Федор улыбался. Гордей сердился:

— Чего лыбишься? Зачем мы тебя туда посылаем?

— Да знаю зачем. Что могу — все сделаю, а чего не могу…

— Нет, ты и через не могу — сделай, — настаивал Гордей.

Ульяна собиралась вместе с Федором. Еще вечером, накануне, узнав про Усть-Сысольск, она начала проситься:

— Федюшко, возьми по пути к родителям. Соскучала. Ты дай-ка руку… но… чуешь, как живот округлило?

— А чего вдруг? — тупо спросил Федор, взволнованный предстоящей дорогой. До него теперь простое, бытовое, доходило с трудом.

— Как — чего? — Ульяна прижалась к мужу, счастливо потерлась лицом о его шею, щеки. — Я же отяжелела, Федя…

— Как это?

— Дурачок… Беременная я, Федюшко. Ты у нас скоро папенькой станешь…

Федор смотрел в сияющие глаза жены:

— В самом деле так?!

— Не стану же я тебя обманывать, Федя…

Он бережно освободился от объятий Ули, встал с постели и, как был, раздетый и босиком, вышел на крыльцо остудить жаром вспыхнувшее лицо, грудь, сердце…

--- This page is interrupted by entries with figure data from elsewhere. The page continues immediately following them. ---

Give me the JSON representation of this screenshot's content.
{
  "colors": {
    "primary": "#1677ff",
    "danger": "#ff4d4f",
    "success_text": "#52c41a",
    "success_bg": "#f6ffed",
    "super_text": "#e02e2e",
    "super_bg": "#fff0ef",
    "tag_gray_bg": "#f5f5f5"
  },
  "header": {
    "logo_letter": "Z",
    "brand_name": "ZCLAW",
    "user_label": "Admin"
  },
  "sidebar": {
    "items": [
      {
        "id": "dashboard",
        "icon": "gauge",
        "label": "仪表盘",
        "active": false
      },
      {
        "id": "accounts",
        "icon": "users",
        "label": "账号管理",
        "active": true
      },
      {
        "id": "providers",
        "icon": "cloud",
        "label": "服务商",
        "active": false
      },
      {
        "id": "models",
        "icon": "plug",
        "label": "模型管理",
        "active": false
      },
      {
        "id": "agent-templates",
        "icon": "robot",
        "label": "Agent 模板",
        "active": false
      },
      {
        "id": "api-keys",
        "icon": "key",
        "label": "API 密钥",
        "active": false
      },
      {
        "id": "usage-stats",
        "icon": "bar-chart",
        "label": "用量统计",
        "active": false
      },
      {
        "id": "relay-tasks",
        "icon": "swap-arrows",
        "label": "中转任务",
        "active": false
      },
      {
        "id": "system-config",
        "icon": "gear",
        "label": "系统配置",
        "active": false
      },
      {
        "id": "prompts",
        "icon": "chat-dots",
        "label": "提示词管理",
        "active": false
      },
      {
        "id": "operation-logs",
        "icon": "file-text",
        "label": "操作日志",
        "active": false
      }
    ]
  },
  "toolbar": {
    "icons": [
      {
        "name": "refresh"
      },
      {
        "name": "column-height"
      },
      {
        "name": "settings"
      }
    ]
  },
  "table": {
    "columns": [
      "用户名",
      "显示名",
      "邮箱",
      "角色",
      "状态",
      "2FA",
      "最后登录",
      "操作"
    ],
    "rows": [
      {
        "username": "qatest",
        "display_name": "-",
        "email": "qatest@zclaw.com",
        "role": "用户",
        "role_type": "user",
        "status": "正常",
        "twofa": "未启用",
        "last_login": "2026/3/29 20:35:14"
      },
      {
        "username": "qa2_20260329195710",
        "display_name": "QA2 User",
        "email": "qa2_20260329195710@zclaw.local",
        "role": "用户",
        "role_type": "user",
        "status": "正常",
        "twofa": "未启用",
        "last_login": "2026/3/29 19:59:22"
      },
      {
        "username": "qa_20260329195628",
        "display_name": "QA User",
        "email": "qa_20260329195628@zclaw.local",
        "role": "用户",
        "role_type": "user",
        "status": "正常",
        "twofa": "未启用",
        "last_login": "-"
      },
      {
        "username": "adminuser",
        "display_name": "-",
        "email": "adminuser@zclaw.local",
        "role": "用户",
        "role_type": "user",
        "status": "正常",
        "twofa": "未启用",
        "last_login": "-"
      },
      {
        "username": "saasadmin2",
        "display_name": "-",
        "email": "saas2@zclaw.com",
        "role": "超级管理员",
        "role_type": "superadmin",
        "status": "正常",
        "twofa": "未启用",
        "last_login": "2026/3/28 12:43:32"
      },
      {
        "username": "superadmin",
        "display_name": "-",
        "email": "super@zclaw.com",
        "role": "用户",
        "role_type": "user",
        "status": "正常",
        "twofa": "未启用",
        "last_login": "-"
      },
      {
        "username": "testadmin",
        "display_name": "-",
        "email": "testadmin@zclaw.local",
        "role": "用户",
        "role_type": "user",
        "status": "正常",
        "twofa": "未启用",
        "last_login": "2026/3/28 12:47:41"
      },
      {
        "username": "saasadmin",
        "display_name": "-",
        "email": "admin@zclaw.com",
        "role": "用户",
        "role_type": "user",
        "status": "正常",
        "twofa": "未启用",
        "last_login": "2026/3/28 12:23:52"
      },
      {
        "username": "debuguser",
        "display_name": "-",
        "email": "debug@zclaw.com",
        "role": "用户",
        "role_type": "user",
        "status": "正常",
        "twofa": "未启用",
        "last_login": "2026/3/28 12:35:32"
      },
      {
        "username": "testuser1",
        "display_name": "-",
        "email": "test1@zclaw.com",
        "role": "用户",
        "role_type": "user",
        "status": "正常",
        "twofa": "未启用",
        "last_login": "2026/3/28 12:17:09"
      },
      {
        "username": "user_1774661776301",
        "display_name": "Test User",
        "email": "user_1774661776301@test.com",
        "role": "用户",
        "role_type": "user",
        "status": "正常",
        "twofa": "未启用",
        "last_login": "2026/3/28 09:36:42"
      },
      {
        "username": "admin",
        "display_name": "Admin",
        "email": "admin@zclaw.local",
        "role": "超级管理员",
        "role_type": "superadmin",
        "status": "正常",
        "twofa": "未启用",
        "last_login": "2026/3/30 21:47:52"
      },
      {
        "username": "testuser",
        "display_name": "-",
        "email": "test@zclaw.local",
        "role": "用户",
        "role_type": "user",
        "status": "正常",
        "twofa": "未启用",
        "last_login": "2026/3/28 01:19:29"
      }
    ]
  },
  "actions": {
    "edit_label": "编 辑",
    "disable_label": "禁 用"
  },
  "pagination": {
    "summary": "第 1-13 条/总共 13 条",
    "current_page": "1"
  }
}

На крыльце он похватал полной грудью холодный, уже чуть отдающий весною чистый воздух и зашел обратно в дом, крепко обнял жену.

— Ой, сам простынешь и меня простудишь, — ласково шепнула она.

— Уля, милая, да, может, мне тогда отказаться, пускай в Усть-Сысольск другого пошлют?

— Дурачо-ок… — тихо засмеялась Ульяна. — Ведь не скоро еще. Съезди, раз посылают. А меня к родителям отвези попутно, с мамой надо обговорить. Как будешь возвращаться, меня и прихватишь, вместе вернемся, разом. До Кыръядина Федора и Ульяну повезла Агния. Ненадолго собирался Федор в Усть-Сысольск, справить дело да и назад. Ан не все так просто повернулось. Прав был дед, а перед ним — его дед, а перед тем дедом — прапрапрадед: уходишь в дорогу на неделю — бери хлеба на месяц…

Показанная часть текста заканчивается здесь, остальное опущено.